Additional Information

  1. For common processor LVCMOS IO interface guidelines, refer to Section 7.5.2.2.
    • Most of the processor IOs are not fail-safe. Applying input before supply ramps is not recommended or allowed.
    • Processor LVCMOS IOs have slew rate requirements specified; applying a slow ramp input or connecting a capacitor directly at the input is not recommended.
    • Connecting a capacitor load > 22pF (placeholder) at the output is not recommended. DNI capacitor or perform simulations based on the use case.
    • Processor IO buffers are off during reset. A pull is recommended near to the attached device being driven by the processor IO that can float.
  2. A parallel pull is recommended for any processor IO pad that has a trace connected. When adding pull is not feasible, route the traces away from noisy signals. Processor IO buffers are off during reset. A pullup is recommended near to the attached device to hold the attached device IO inputs that can float in a known state. Use of pulls are attached-device dependent.
  3. IO compatibility and fail-safe operation between the processor IOs and attached devices connected through IOs.
  4. Fail-safe operation when connected to external signals. Applying an external input before supply ramps cold causes voltage feed and affects the processor performance.
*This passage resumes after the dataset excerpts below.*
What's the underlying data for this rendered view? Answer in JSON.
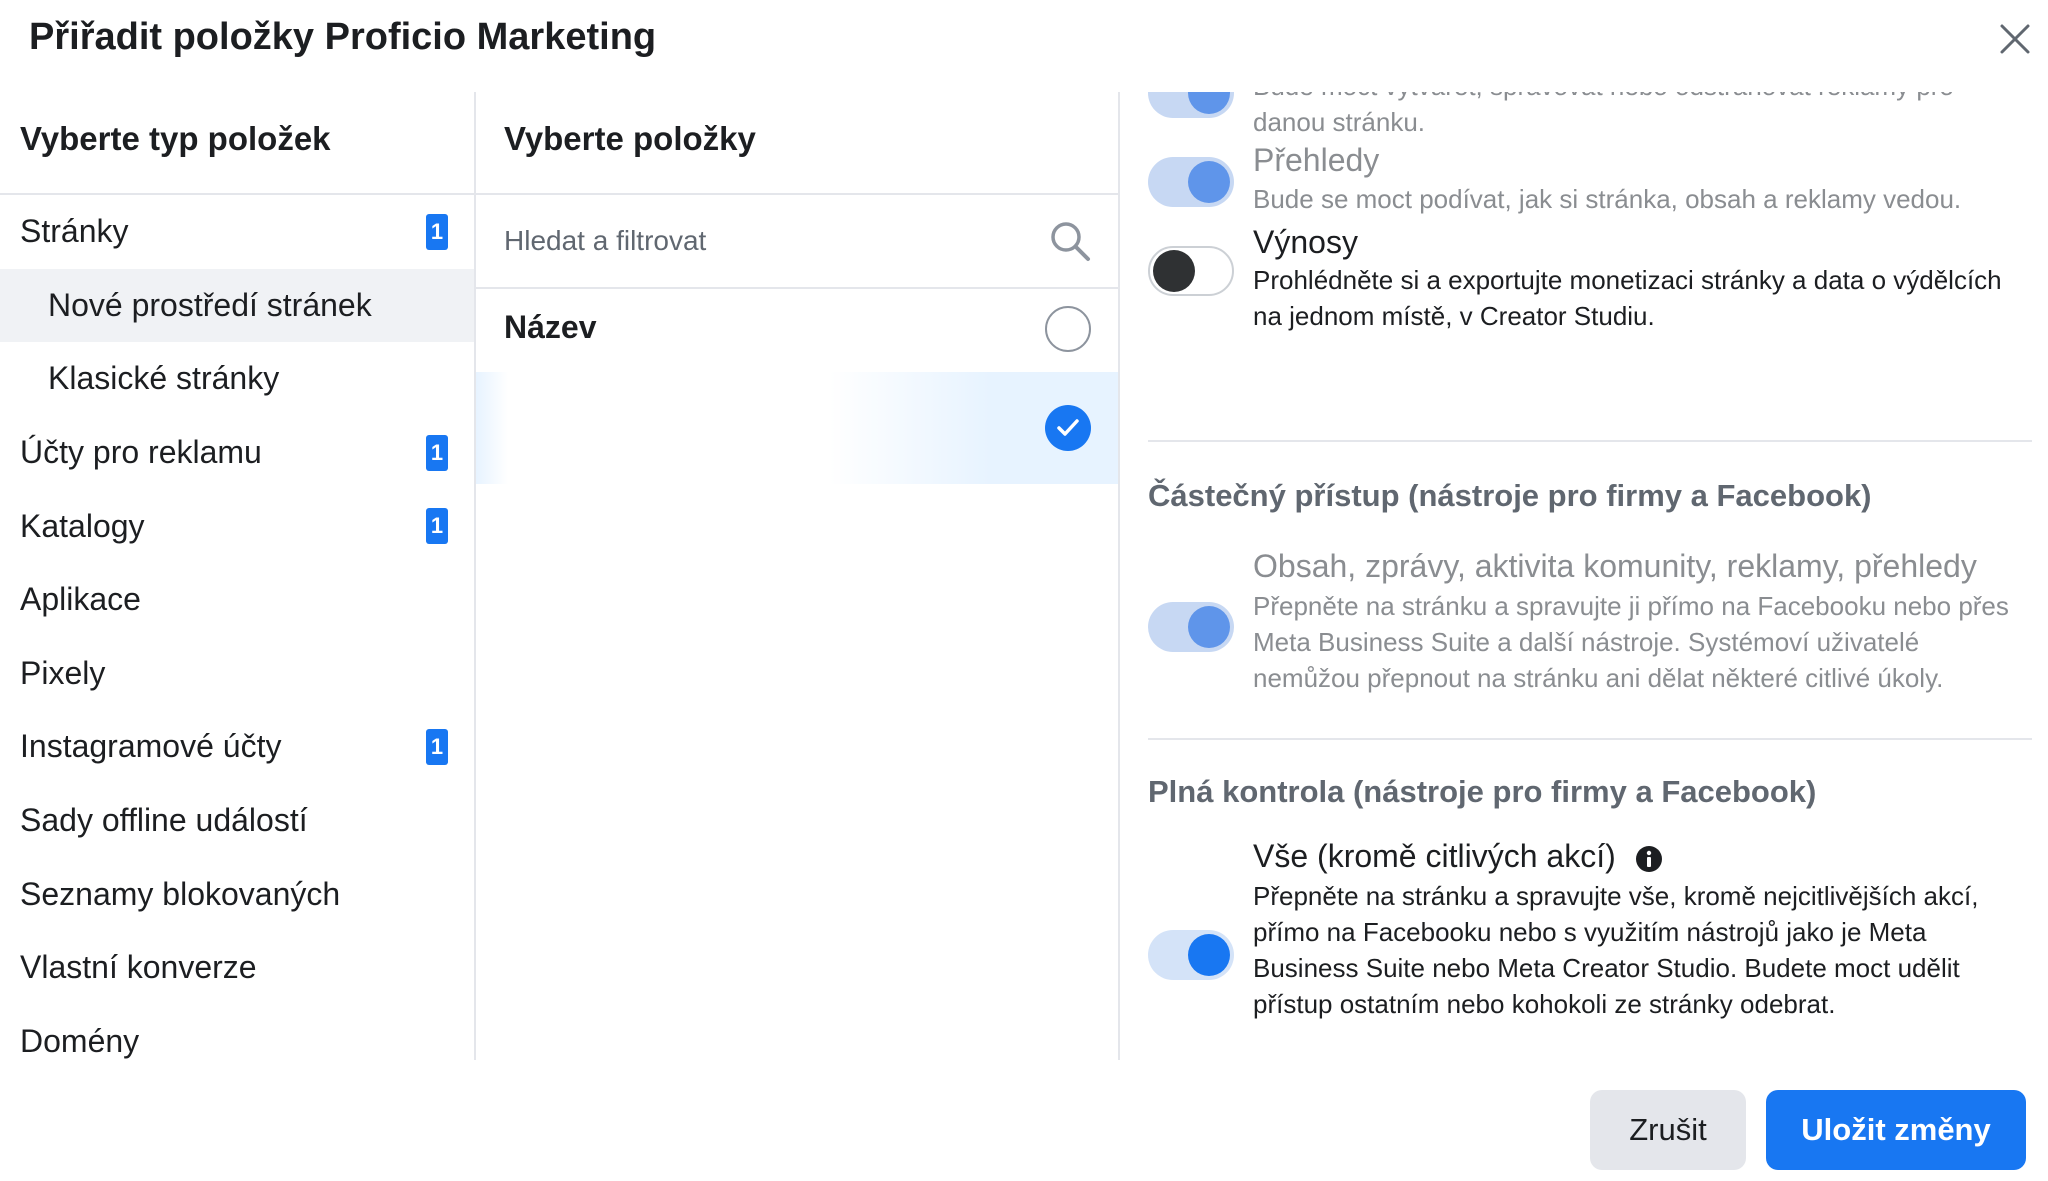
{
  "dialog": {
    "title": "Přiřadit položky Proficio Marketing"
  },
  "item_types": {
    "heading": "Vyberte typ položek",
    "items": [
      {
        "label": "Stránky",
        "badge": "1"
      },
      {
        "label": "Nové prostředí stránek"
      },
      {
        "label": "Klasické stránky"
      },
      {
        "label": "Účty pro reklamu",
        "badge": "1"
      },
      {
        "label": "Katalogy",
        "badge": "1"
      },
      {
        "label": "Aplikace"
      },
      {
        "label": "Pixely"
      },
      {
        "label": "Instagramové účty",
        "badge": "1"
      },
      {
        "label": "Sady offline událostí"
      },
      {
        "label": "Seznamy blokovaných"
      },
      {
        "label": "Vlastní konverze"
      },
      {
        "label": "Domény"
      }
    ],
    "selected": "Nové prostředí stránek"
  },
  "items_panel": {
    "heading": "Vyberte položky",
    "search_placeholder": "Hledat a filtrovat",
    "search_value": "",
    "name_header": "Název",
    "rows": [
      {
        "name": "",
        "selected": true
      }
    ]
  },
  "permissions": {
    "ads": {
      "desc": "Bude moct vytvářet, spravovat nebo odstraňovat reklamy pro danou stránku.",
      "enabled": true,
      "disabled": true
    },
    "insights": {
      "title": "Přehledy",
      "desc": "Bude se moct podívat, jak si stránka, obsah a reklamy vedou.",
      "enabled": true,
      "disabled": true
    },
    "revenue": {
      "title": "Výnosy",
      "desc": "Prohlédněte si a exportujte monetizaci stránky a data o výdělcích na jednom místě, v Creator Studiu.",
      "enabled": false,
      "disabled": false
    },
    "partial": {
      "heading": "Částečný přístup (nástroje pro firmy a Facebook)",
      "title": "Obsah, zprávy, aktivita komunity, reklamy, přehledy",
      "desc": "Přepněte na stránku a spravujte ji přímo na Facebooku nebo přes Meta Business Suite a další nástroje. Systémoví uživatelé nemůžou přepnout na stránku ani dělat některé citlivé úkoly.",
      "enabled": true,
      "disabled": true
    },
    "full": {
      "heading": "Plná kontrola (nástroje pro firmy a Facebook)",
      "title": "Vše (kromě citlivých akcí)",
      "desc": "Přepněte na stránku a spravujte vše, kromě nejcitlivějších akcí, přímo na Facebooku nebo s využitím nástrojů jako je Meta Business Suite nebo Meta Creator Studio. Budete moct udělit přístup ostatním nebo kohokoli ze stránky odebrat.",
      "enabled": true,
      "disabled": false
    }
  },
  "footer": {
    "cancel_label": "Zrušit",
    "save_label": "Uložit změny"
  },
  "colors": {
    "accent": "#1877f2",
    "badge": "#1877f2",
    "divider": "#e4e6eb",
    "selected_bg": "#f0f2f5"
  },
  "icons": {
    "close": "close-icon",
    "search": "search-icon",
    "check": "check-icon",
    "info": "info-icon"
  }
}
  5. Capacitor loading of the processor output (when capacitor value > 22pF (place holder) is connected; designer is expected to simulate), slew of the input signal (LVCMOS input slew is 1000ns or less).
  6. IO current sink or source follows the data sheet recommendations.
  7. External ESD protection is provided when the IOs connect directly to external interface signals.